Apparently in response to a number of posts on The Rest of the Story which pointed out the inaccuracy of several secondhand smoke health claims made on the ClearWay Minnesota web site (post 1; post 2; post 3; post 4), the organization has removed the contentious claims from the site. The inaccurate claims appeared in a manual for local advocates working on clean indoor air ordinances.
The two claims in question, along with the reasons why I questioned their accuracy, are as follows:
Claim #1: "Blood flow in the coronary arteries is decreased in healthy young adults exposed to secondhand smoke."
Why It is Misleading: In fact, the study that is being used as the basis for this claim revealed that coronary blood flow in healthy young adults exposed to secondhand smoke was not decreased. What was decreased was the coronary flow velocity reserve, which has no clinical meaning for these young adults in the absence of sustained or repeated exposure. The clear impression of the statement is that a healthy young person exposed to secondhand smoke for 30 minutes will suffer a reduction in coronary artery blood flow. This is untrue.
I think that a normal person reading the claim would have gotten the impression that any exposure to secondhand smoke, even brief exposure, leads to a reduction in coronary blood flow in a healthy young person, such that the individual could be at risk of a heart attack (since most people correctly identify reduced coronary blood flow with heart attacks).
I had expressed the opinion that is it not appropriate to scare healthy young people into thinking that they may suffer a heart attack due to a short-term secondhand smoke exposure.
Claim #2: "Current scientific data suggest that eating in a smoky restaurant can precipitate myocardial infarctions in nonsmokers and increase the risk of fatal and non-fatal cardiac events in nonsmokers by about 30 percent."
Why It is Misleading: There are no scientific data which show that eating in a smoky restaurant can cause a heart attack. But more importantly, it is impossible that eating in a smoky restaurant could increase the risk of cardiac events by 30%, since being exposed to secondhand smoke for a lifetime only increases the risk of cardiac events by about 30%.

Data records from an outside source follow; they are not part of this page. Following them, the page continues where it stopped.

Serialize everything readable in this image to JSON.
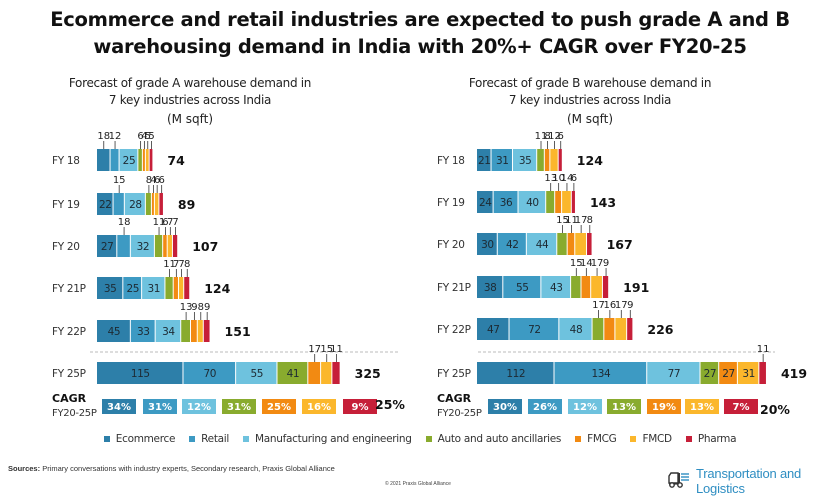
{
  "title_line1": "Ecommerce and retail industries are expected to push grade A and B",
  "title_line2": "warehousing demand in India with 20%+ CAGR over FY20-25",
  "colors": {
    "Ecommerce": "#2d7fa9",
    "Retail": "#3d9ac3",
    "Manufacturing and engineering": "#6ec2de",
    "Auto and auto ancillaries": "#89ab2e",
    "FMCG": "#f28a12",
    "FMCD": "#fbb72c",
    "Pharma": "#c61f39"
  },
  "legend": [
    "Ecommerce",
    "Retail",
    "Manufacturing and engineering",
    "Auto and auto ancillaries",
    "FMCG",
    "FMCD",
    "Pharma"
  ],
  "chart_data": [
    {
      "type": "bar",
      "orientation": "horizontal-stacked",
      "title_line1": "Forecast of grade A warehouse demand in",
      "title_line2": "7 key industries across India",
      "unit": "(M sqft)",
      "categories": [
        "FY 18",
        "FY 19",
        "FY 20",
        "FY 21P",
        "FY 22P",
        "FY 25P"
      ],
      "series": [
        {
          "name": "Ecommerce",
          "values": [
            18,
            22,
            27,
            35,
            45,
            115
          ]
        },
        {
          "name": "Retail",
          "values": [
            12,
            15,
            18,
            25,
            33,
            70
          ]
        },
        {
          "name": "Manufacturing and engineering",
          "values": [
            25,
            28,
            32,
            31,
            34,
            55
          ]
        },
        {
          "name": "Auto and auto ancillaries",
          "values": [
            6,
            8,
            11,
            11,
            13,
            41
          ]
        },
        {
          "name": "FMCG",
          "values": [
            4,
            4,
            6,
            7,
            9,
            17
          ]
        },
        {
          "name": "FMCD",
          "values": [
            5,
            6,
            7,
            7,
            8,
            15
          ]
        },
        {
          "name": "Pharma",
          "values": [
            5,
            6,
            7,
            8,
            9,
            11
          ]
        }
      ],
      "totals": [
        "74",
        "89",
        "107",
        "124",
        "151",
        "325"
      ],
      "cagr_label": "CAGR",
      "cagr_sublabel": "FY20-25P",
      "cagr": [
        "34%",
        "31%",
        "12%",
        "31%",
        "25%",
        "16%",
        "9%"
      ],
      "cagr_total": "25%"
    },
    {
      "type": "bar",
      "orientation": "horizontal-stacked",
      "title_line1": "Forecast of grade B warehouse demand in",
      "title_line2": "7 key industries across India",
      "unit": "(M sqft)",
      "categories": [
        "FY 18",
        "FY 19",
        "FY 20",
        "FY 21P",
        "FY 22P",
        "FY 25P"
      ],
      "series": [
        {
          "name": "Ecommerce",
          "values": [
            21,
            24,
            30,
            38,
            47,
            112
          ]
        },
        {
          "name": "Retail",
          "values": [
            31,
            36,
            42,
            55,
            72,
            134
          ]
        },
        {
          "name": "Manufacturing and engineering",
          "values": [
            35,
            40,
            44,
            43,
            48,
            77
          ]
        },
        {
          "name": "Auto and auto ancillaries",
          "values": [
            11,
            13,
            15,
            15,
            17,
            27
          ]
        },
        {
          "name": "FMCG",
          "values": [
            8,
            10,
            11,
            14,
            16,
            27
          ]
        },
        {
          "name": "FMCD",
          "values": [
            12,
            14,
            17,
            17,
            17,
            31
          ]
        },
        {
          "name": "Pharma",
          "values": [
            6,
            6,
            8,
            9,
            9,
            11
          ]
        }
      ],
      "totals": [
        "124",
        "143",
        "167",
        "191",
        "226",
        "419"
      ],
      "cagr_label": "CAGR",
      "cagr_sublabel": "FY20-25P",
      "cagr": [
        "30%",
        "26%",
        "12%",
        "13%",
        "19%",
        "13%",
        "7%"
      ],
      "cagr_total": "20%"
    }
  ],
  "footer": {
    "sources_label": "Sources:",
    "sources_text": " Primary conversations with industry experts, Secondary research, Praxis Global Alliance",
    "copyright": "© 2021 Praxis Global Alliance",
    "brand": "Transportation and Logistics",
    "brand_icon": "truck-icon"
  }
}
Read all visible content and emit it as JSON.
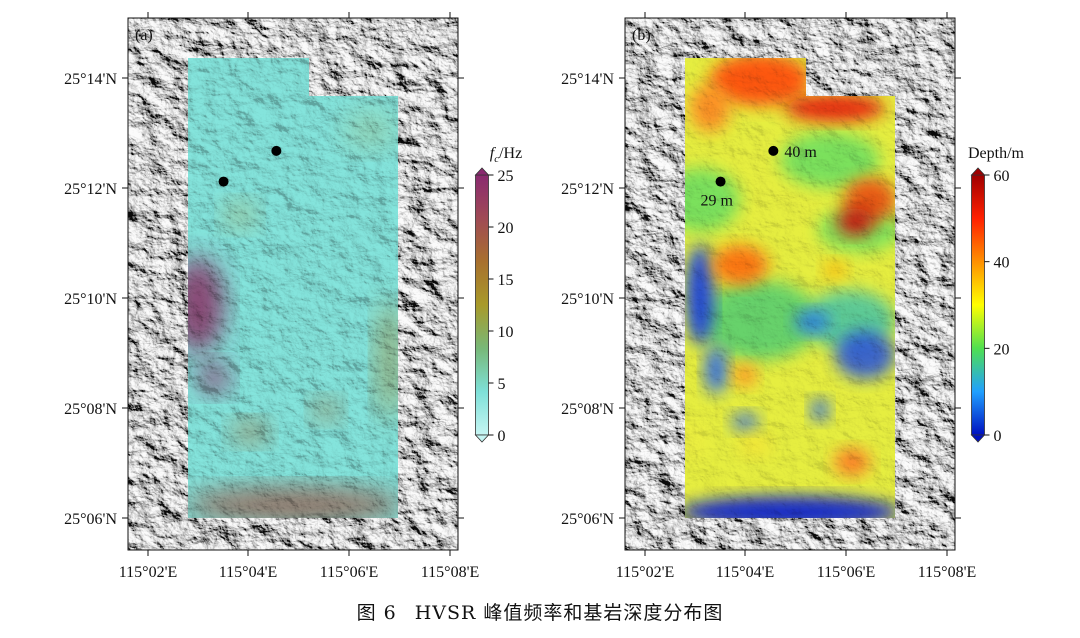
{
  "caption": {
    "figure": "图 6",
    "title": "HVSR 峰值频率和基岩深度分布图"
  },
  "axes": {
    "lat_ticks": [
      "25°14'N",
      "25°12'N",
      "25°10'N",
      "25°08'N",
      "25°06'N"
    ],
    "lon_ticks": [
      "115°02'E",
      "115°04'E",
      "115°06'E",
      "115°08'E"
    ]
  },
  "panels": [
    {
      "id": "a",
      "label": "(a)",
      "colorbar": {
        "title_main": "f",
        "title_sub": "c",
        "title_unit": "/Hz",
        "ticks": [
          "25",
          "20",
          "15",
          "10",
          "5",
          "0"
        ],
        "colors": [
          "#8a2a70",
          "#a04a55",
          "#a8702e",
          "#a89a2a",
          "#78b878",
          "#7ee0d8",
          "#c6f5f3"
        ]
      },
      "points": [
        {
          "lon": 115.0583,
          "lat": 25.2017,
          "label": ""
        },
        {
          "lon": 115.0767,
          "lat": 25.2117,
          "label": ""
        }
      ]
    },
    {
      "id": "b",
      "label": "(b)",
      "colorbar": {
        "title_main": "Depth/m",
        "title_sub": "",
        "title_unit": "",
        "ticks": [
          "60",
          "40",
          "20",
          "0"
        ],
        "colors": [
          "#a00000",
          "#ff2000",
          "#ff9000",
          "#ffff00",
          "#50e050",
          "#20a0ff",
          "#0010c0"
        ]
      },
      "points": [
        {
          "lon": 115.0583,
          "lat": 25.2017,
          "label": "29 m"
        },
        {
          "lon": 115.0767,
          "lat": 25.2117,
          "label": "40 m"
        }
      ]
    }
  ]
}
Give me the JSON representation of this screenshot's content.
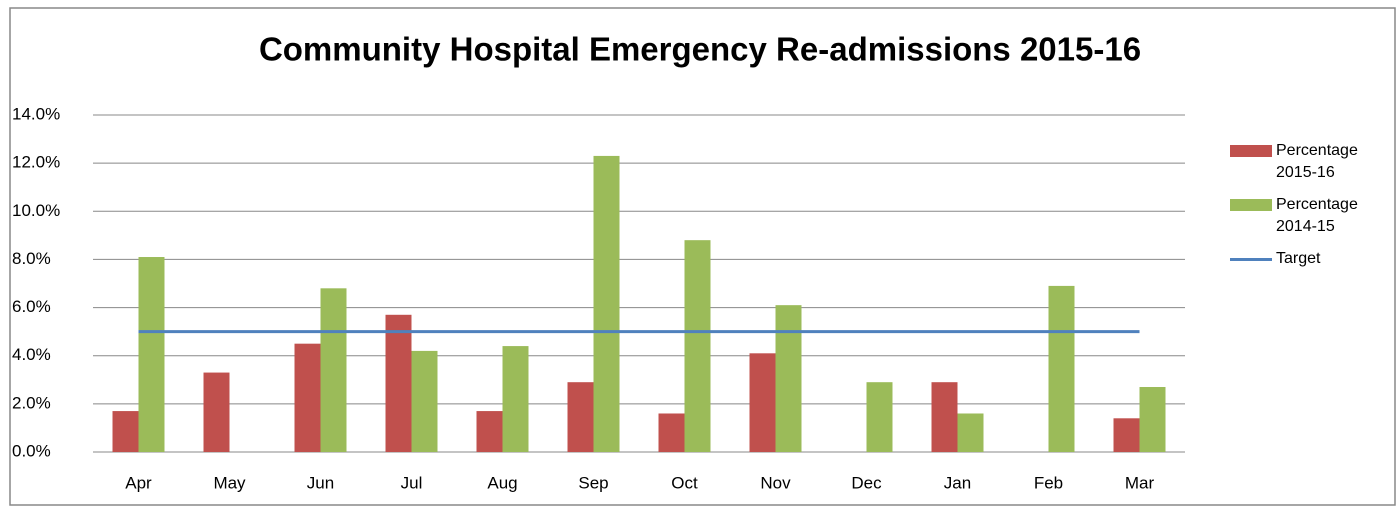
{
  "chart_data": {
    "type": "bar",
    "title": "Community Hospital Emergency Re-admissions 2015-16",
    "categories": [
      "Apr",
      "May",
      "Jun",
      "Jul",
      "Aug",
      "Sep",
      "Oct",
      "Nov",
      "Dec",
      "Jan",
      "Feb",
      "Mar"
    ],
    "series": [
      {
        "name": "Percentage 2015-16",
        "color": "#c0504d",
        "type": "bar",
        "values": [
          1.7,
          3.3,
          4.5,
          5.7,
          1.7,
          2.9,
          1.6,
          4.1,
          null,
          2.9,
          null,
          1.4
        ]
      },
      {
        "name": "Percentage 2014-15",
        "color": "#9bbb59",
        "type": "bar",
        "values": [
          8.1,
          null,
          6.8,
          4.2,
          4.4,
          12.3,
          8.8,
          6.1,
          2.9,
          1.6,
          6.9,
          2.7
        ]
      },
      {
        "name": "Target",
        "color": "#4f81bd",
        "type": "line",
        "values": [
          5,
          5,
          5,
          5,
          5,
          5,
          5,
          5,
          5,
          5,
          5,
          5
        ]
      }
    ],
    "ylim": [
      0,
      14
    ],
    "yticks": [
      {
        "value": 0,
        "label": "0.0%"
      },
      {
        "value": 2,
        "label": "2.0%"
      },
      {
        "value": 4,
        "label": "4.0%"
      },
      {
        "value": 6,
        "label": "6.0%"
      },
      {
        "value": 8,
        "label": "8.0%"
      },
      {
        "value": 10,
        "label": "10.0%"
      },
      {
        "value": 12,
        "label": "12.0%"
      },
      {
        "value": 14,
        "label": "14.0%"
      }
    ],
    "grid": true,
    "legend": "right"
  }
}
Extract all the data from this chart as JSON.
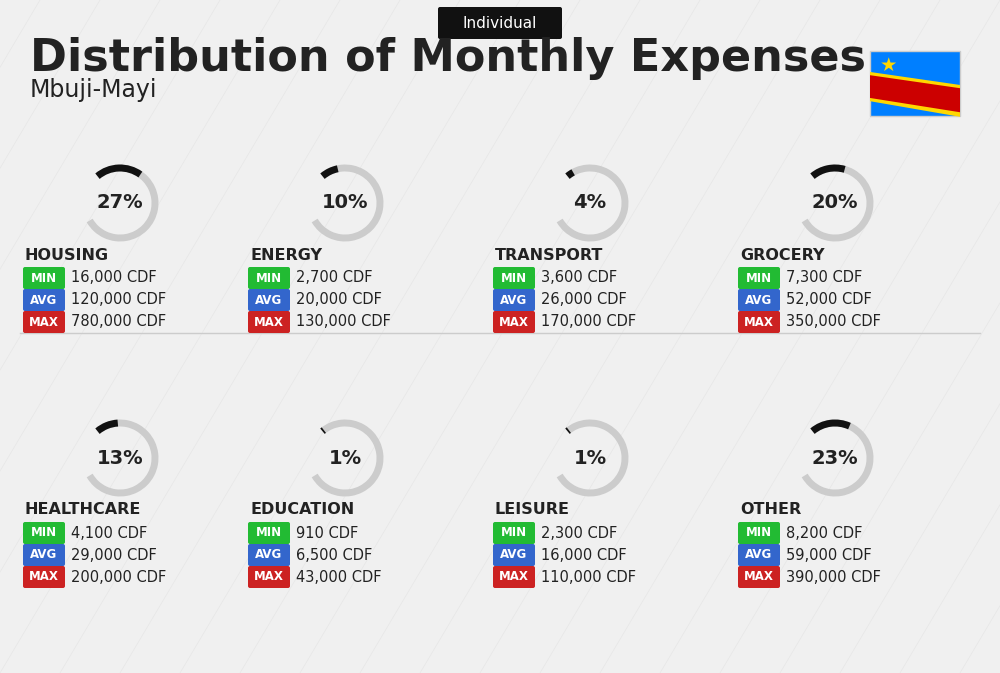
{
  "title": "Distribution of Monthly Expenses",
  "subtitle": "Mbuji-Mayi",
  "badge": "Individual",
  "bg_color": "#f0f0f0",
  "categories": [
    {
      "name": "HOUSING",
      "pct": 27,
      "min": "16,000 CDF",
      "avg": "120,000 CDF",
      "max": "780,000 CDF",
      "icon_color": "#2255aa"
    },
    {
      "name": "ENERGY",
      "pct": 10,
      "min": "2,700 CDF",
      "avg": "20,000 CDF",
      "max": "130,000 CDF",
      "icon_color": "#f5a623"
    },
    {
      "name": "TRANSPORT",
      "pct": 4,
      "min": "3,600 CDF",
      "avg": "26,000 CDF",
      "max": "170,000 CDF",
      "icon_color": "#2abcb0"
    },
    {
      "name": "GROCERY",
      "pct": 20,
      "min": "7,300 CDF",
      "avg": "52,000 CDF",
      "max": "350,000 CDF",
      "icon_color": "#e8a84c"
    },
    {
      "name": "HEALTHCARE",
      "pct": 13,
      "min": "4,100 CDF",
      "avg": "29,000 CDF",
      "max": "200,000 CDF",
      "icon_color": "#e05c7a"
    },
    {
      "name": "EDUCATION",
      "pct": 1,
      "min": "910 CDF",
      "avg": "6,500 CDF",
      "max": "43,000 CDF",
      "icon_color": "#2abcb0"
    },
    {
      "name": "LEISURE",
      "pct": 1,
      "min": "2,300 CDF",
      "avg": "16,000 CDF",
      "max": "110,000 CDF",
      "icon_color": "#e05c7a"
    },
    {
      "name": "OTHER",
      "pct": 23,
      "min": "8,200 CDF",
      "avg": "59,000 CDF",
      "max": "390,000 CDF",
      "icon_color": "#c8a456"
    }
  ],
  "min_color": "#22bb33",
  "avg_color": "#3366cc",
  "max_color": "#cc2222",
  "label_color": "#ffffff",
  "text_color": "#222222",
  "arc_color_filled": "#111111",
  "arc_color_empty": "#cccccc"
}
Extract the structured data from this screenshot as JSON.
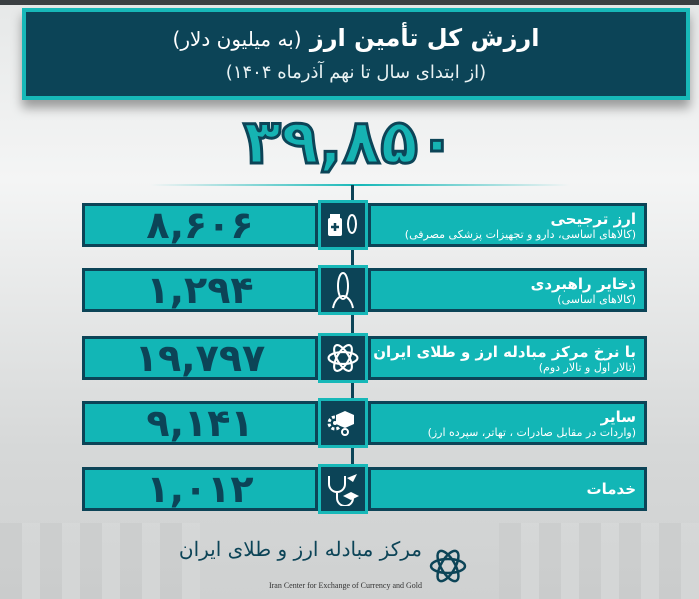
{
  "header": {
    "title": "ارزش کل تأمین ارز",
    "unit": "(به میلیون دلار)",
    "subtitle": "(از ابتدای سال تا نهم آذرماه ۱۴۰۴)"
  },
  "total": "۳۹,۸۵۰",
  "rows": [
    {
      "value": "۸,۶۰۶",
      "label": "ارز ترجیحی",
      "sub": "(کالاهای اساسی، دارو و تجهیزات پزشکی مصرفی)",
      "icon": "medicine-corn-icon"
    },
    {
      "value": "۱,۲۹۴",
      "label": "ذخایر راهبردی",
      "sub": "(کالاهای اساسی)",
      "icon": "corn-icon"
    },
    {
      "value": "۱۹,۷۹۷",
      "label": "با نرخ مرکز مبادله ارز و طلای ایران",
      "sub": "(تالار اول و تالار دوم)",
      "icon": "exchange-center-logo-icon"
    },
    {
      "value": "۹,۱۴۱",
      "label": "سایر",
      "sub": "(واردات در مقابل صادرات ، تهاتر، سپرده ارز)",
      "icon": "gears-box-icon"
    },
    {
      "value": "۱,۰۱۲",
      "label": "خدمات",
      "sub": "",
      "icon": "services-icon"
    }
  ],
  "footer": {
    "logo_fa": "مرکز مبادله ارز و طلای ایران",
    "logo_en": "Iran Center for Exchange of Currency and Gold"
  },
  "colors": {
    "teal": "#12b6b6",
    "dark": "#0c4457"
  }
}
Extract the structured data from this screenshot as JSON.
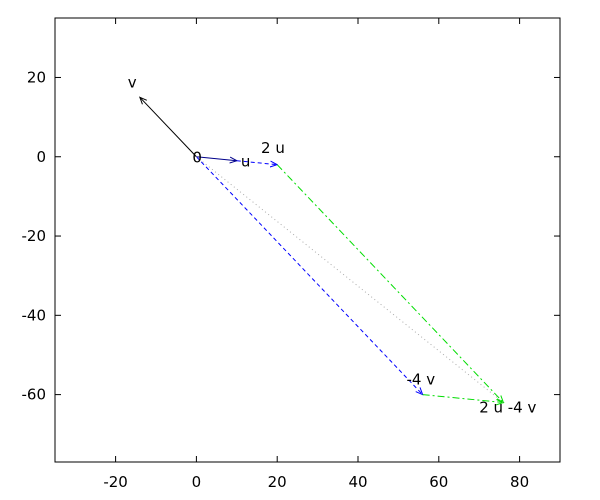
{
  "chart_data": {
    "type": "line",
    "xlim": [
      -35,
      90
    ],
    "ylim": [
      -77,
      35
    ],
    "x_ticks": [
      -20,
      0,
      20,
      40,
      60,
      80
    ],
    "y_ticks": [
      20,
      0,
      -20,
      -40,
      -60
    ],
    "grid": false,
    "segments": [
      {
        "id": "v",
        "from": [
          0,
          0
        ],
        "to": [
          -14,
          15
        ],
        "color": "#000000",
        "style": "solid",
        "arrow": true
      },
      {
        "id": "u",
        "from": [
          0,
          0
        ],
        "to": [
          10,
          -1
        ],
        "color": "#00008b",
        "style": "solid",
        "arrow": true
      },
      {
        "id": "u-to-2u",
        "from": [
          10,
          -1
        ],
        "to": [
          20,
          -2
        ],
        "color": "#0000ff",
        "style": "dashed",
        "arrow": true
      },
      {
        "id": "neg4v",
        "from": [
          0,
          0
        ],
        "to": [
          56,
          -60
        ],
        "color": "#0000ff",
        "style": "dashed",
        "arrow": true
      },
      {
        "id": "2u-to-sum",
        "from": [
          20,
          -2
        ],
        "to": [
          76,
          -62
        ],
        "color": "#00dd00",
        "style": "dashdot",
        "arrow": true
      },
      {
        "id": "neg4v-to-sum",
        "from": [
          56,
          -60
        ],
        "to": [
          76,
          -62
        ],
        "color": "#00dd00",
        "style": "dashdot",
        "arrow": true
      },
      {
        "id": "diagonal",
        "from": [
          0,
          0
        ],
        "to": [
          76,
          -62
        ],
        "color": "#aaaaaa",
        "style": "dotted",
        "arrow": false
      }
    ],
    "labels": [
      {
        "text": "v",
        "x": -17,
        "y": 17.5
      },
      {
        "text": "0",
        "x": -1,
        "y": -1.5
      },
      {
        "text": "u",
        "x": 11,
        "y": -2.5
      },
      {
        "text": "2 u",
        "x": 16,
        "y": 1
      },
      {
        "text": "-4 v",
        "x": 52,
        "y": -57.5
      },
      {
        "text": "2 u -4 v",
        "x": 70,
        "y": -64.5
      }
    ]
  }
}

These two inaccurate claims appeared in a toolkit that is designed to be used by many local anti-smoking groups to promote smoking bans. Failure to correct these "facts" would have resulted in the widespread dissemination of false health claims by anti-smoking groups.
ClearWay corrected the first claim by changing it to state that coronary "flow reserve" is decreased in healthy young adults exposed to secondhand smoke and that this indicates that "passive smoking can cause endothelial dysfunction in the coronary circulation."
ClearWay corrected the second claim by deleting the assertion that eating in a smoky restaurant increase heart attack risk by 30% and by simply stating that "exposure to secondhand smoke" increases that risk by 30%.
The Rest of the Story
I congratulate ClearWay Minnesota for showing the concern and taking the time to address my concerns and correct these claims in its smoking ban manual. This is an unusual occurrence, as most of the other anti-smoking groups to which I have communicated my concerns have ignored them or indicated that they do not really care.
I wish all the anti-smoking groups which are making misleading or inaccurate claims about the acute cardiovascular health effects of secondhand smoke would follow ClearWay Minnesota's lead and delete or correct them.